Hardian mengernyit. "Buang air kecil? Ya buang air kecil aja lah ke kamar mandi sana! Kenapa malah berdiri di sini?"
“Ssstttt … Suara kamu … pelanin ….”
"Ada apa sih, malam-malam ribut banget?"
Lidah Adit seketika kelu. Matanya menatap sosok yang dari tadi ia takutkan. Rentetan perasaan bersalah dan malu menyelimuti hatinya.
Sarah keluar dari kamar dengan mengenakan pakaian tidur yang sudah rapi, lengkap dengan cardigan tipis yang ia buru-buru kenakan untuk menutupi tubuhnya.
Matanya tampak sedikit gelisah, tapi ia tetap mencoba menjaga ketenangannya. Dengan alis terangkat.
Dalam sepersekian detik, Adit menyadari bahwa Sarah mungkin sudah menyadari sesuatu.
Hardian menoleh ke arah mamanya, wajahnya tampak santai, seolah tak terjadi apa-apa. "Nggak ada apa-apa, Ma. Ini Adit lagi kebelet buang air kecil aja," jawab Hardian dengan nada datar.
Sarah memandang Adit dengan tatapan yang sulit diartikan, campuran antara curiga dan waspada.

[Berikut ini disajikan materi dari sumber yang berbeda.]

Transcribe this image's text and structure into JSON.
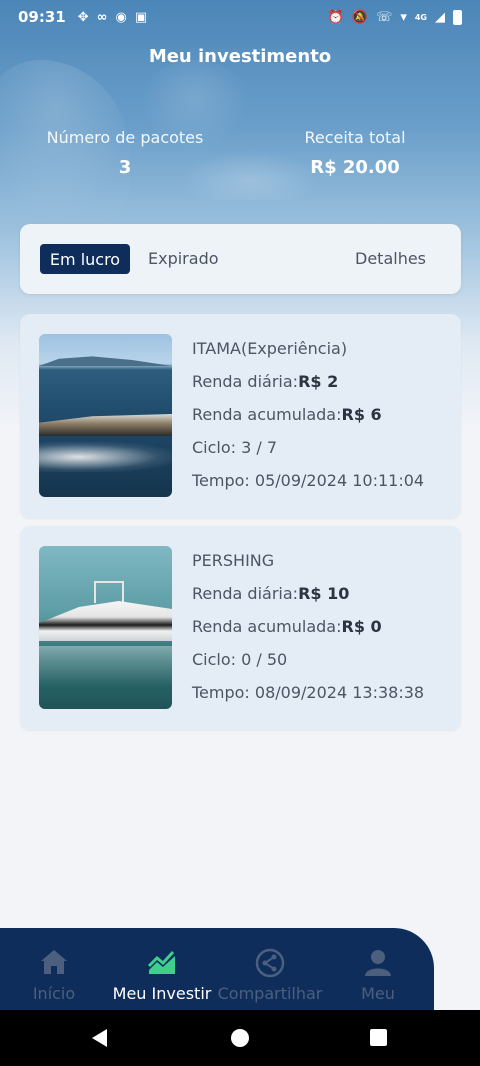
{
  "status_bar": {
    "time": "09:31",
    "network": "4G"
  },
  "header": {
    "title": "Meu investimento",
    "stats": [
      {
        "label": "Número de pacotes",
        "value": "3"
      },
      {
        "label": "Receita total",
        "value": "R$ 20.00"
      }
    ]
  },
  "tabs": {
    "active": "Em lucro",
    "expired": "Expirado",
    "details": "Detalhes"
  },
  "investments": [
    {
      "name": "ITAMA(Experiência)",
      "daily_label": "Renda diária:",
      "daily_value": "R$ 2",
      "accum_label": "Renda acumulada:",
      "accum_value": "R$ 6",
      "cycle": "Ciclo: 3 / 7",
      "time": "Tempo: 05/09/2024 10:11:04"
    },
    {
      "name": "PERSHING",
      "daily_label": "Renda diária:",
      "daily_value": "R$ 10",
      "accum_label": "Renda acumulada:",
      "accum_value": "R$ 0",
      "cycle": "Ciclo: 0 / 50",
      "time": "Tempo: 08/09/2024 13:38:38"
    }
  ],
  "bottom_nav": [
    {
      "label": "Início",
      "icon": "home-icon"
    },
    {
      "label": "Meu Investir",
      "icon": "chart-icon",
      "active": true
    },
    {
      "label": "Compartilhar",
      "icon": "share-icon"
    },
    {
      "label": "Meu",
      "icon": "user-icon"
    }
  ],
  "colors": {
    "primary": "#0e2d5a",
    "card_bg": "#e4edf6",
    "active_icon": "#3ecf8e"
  }
}
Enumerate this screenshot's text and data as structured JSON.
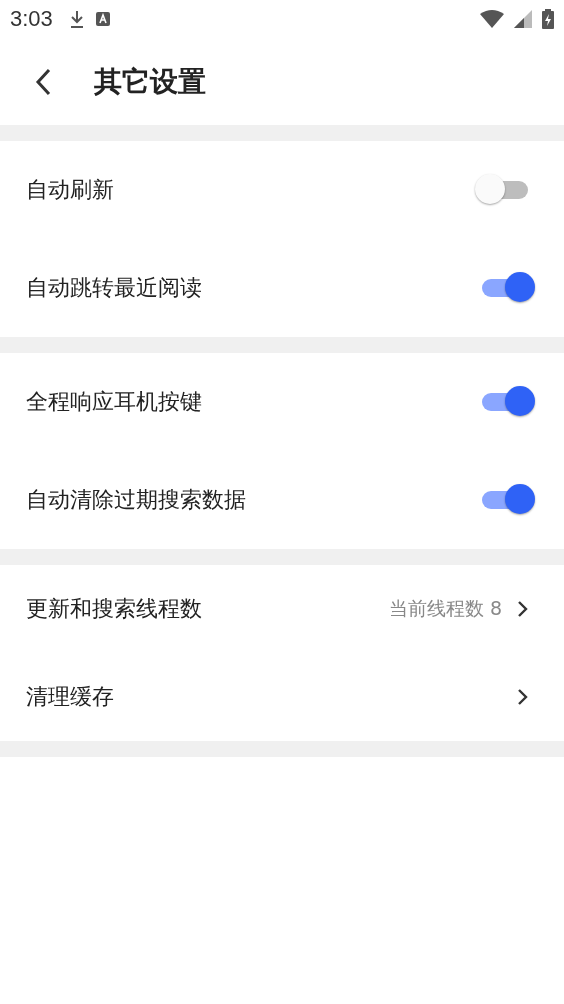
{
  "status_bar": {
    "time": "3:03"
  },
  "header": {
    "title": "其它设置"
  },
  "sections": [
    {
      "items": [
        {
          "kind": "toggle",
          "label": "自动刷新",
          "on": false
        },
        {
          "kind": "toggle",
          "label": "自动跳转最近阅读",
          "on": true
        }
      ]
    },
    {
      "items": [
        {
          "kind": "toggle",
          "label": "全程响应耳机按键",
          "on": true
        },
        {
          "kind": "toggle",
          "label": "自动清除过期搜索数据",
          "on": true
        }
      ]
    },
    {
      "items": [
        {
          "kind": "link",
          "label": "更新和搜索线程数",
          "value": "当前线程数 8"
        },
        {
          "kind": "link",
          "label": "清理缓存"
        }
      ]
    }
  ]
}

Adit berusaha menjaga wajahnya agar tetap tenang, meskipun dalam hatinya ia ingin menghilang dari situ. Ia bisa merasakan hawa panas menyelubungi tubuhnya, dan jantungnya berdetak lebih cepat dari sebelumnya.
Sarah, si wanita dewasa yang berwajah cantik, manis dan memiliki tubuh sensual – pinggang ramping, payudara yang tidak terlalu besar tapi terlihat penuh, juga kaki jenjang yang indah itu tetap berdiri di depan pintu, menatap Adit tajam.
Adit buru-buru mencari cara untuk melarikan diri dari situasi canggung ini. "Ah iya, aku ke kamar mandi dulu ya," katanya cepat, sebelum ada yang sempat menjawab.
Tanpa menunggu reaksi dari Hardian atau Sarah, ia langsung melangkah cepat menuju kamar mandi, meninggalkan mereka berdua di belakang.
Setelah menutup pintu kamar mandi di belakangnya, Adit bersandar pada pintu, menarik napas panjang. Tubuhnya masih gemetar akibat ketegangan yang tadi terjadi.
Suara detak jantungnya terdengar begitu jelas di telinganya. Rasa panik dan bersalah bercampur aduk di dalam dirinya.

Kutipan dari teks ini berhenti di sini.